How to adjust financial planning during retirement

January 1, 2011

The need for retirement planning doesn't end with the onset of retirement.

Key Points

Q. Since I'll be retiring next year, what changes do I need to make in my investment portfolio?

Keep in mind that risk and return go together. A higher allocation to equities increases the risk of experiencing periods of poor returns during retirement. But if you can handle the risk, having more equity exposure in a portfolio enhances its return potential. Growth can bring higher cash flow, inflation protection, and portfolio endurance over time. While it is logical that investors should have an equity component in their portfolios, the actual weighting should be dependent on one's time frame, risk tolerance, and spending flexibility.

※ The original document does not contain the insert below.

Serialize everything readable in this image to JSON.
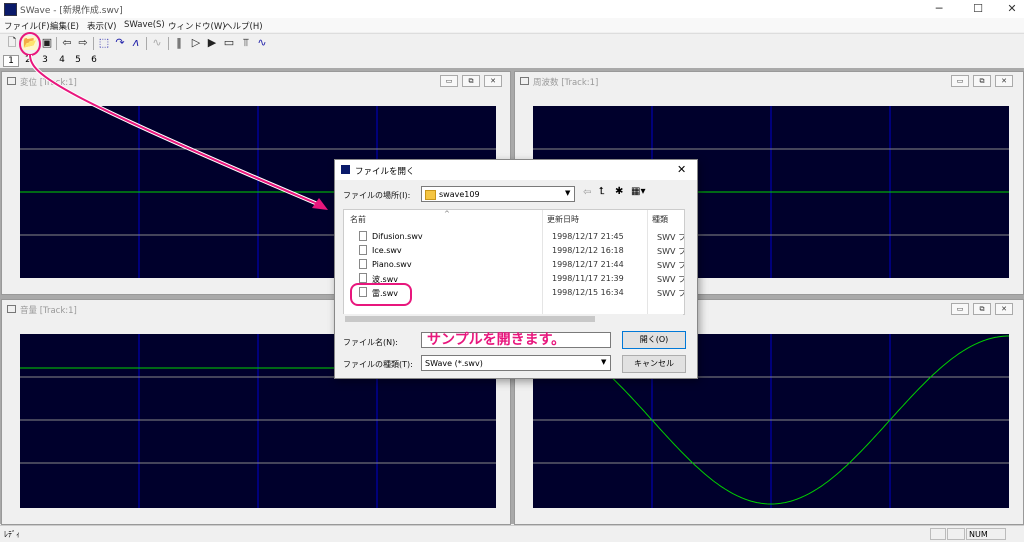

Spending level. Portfolio withdrawal is typically described in terms of either a specified dollar amount (ie, $100,000 per year) or a percentage of annual portfolio value (ie, 5% of assets each year). In the case of the former, withdrawing a fixed amount each year and adjusting it for inflation can provide a stable income stream and preserve your living standard over time. But the portfolio may survive only if future withdrawals represent a small proportion of the portfolio's value.

On the other hand, withdrawing a fixed percentage of assets based on annual asset value makes it unlikely that you will deplete retirement assets because a sudden drop in market value would be accompanied by a proportional decline in spending. But this method can produce wide swings in your living standard when investment returns are volatile. Retirees who need relatively consistent cash flow may want to combine these two methods.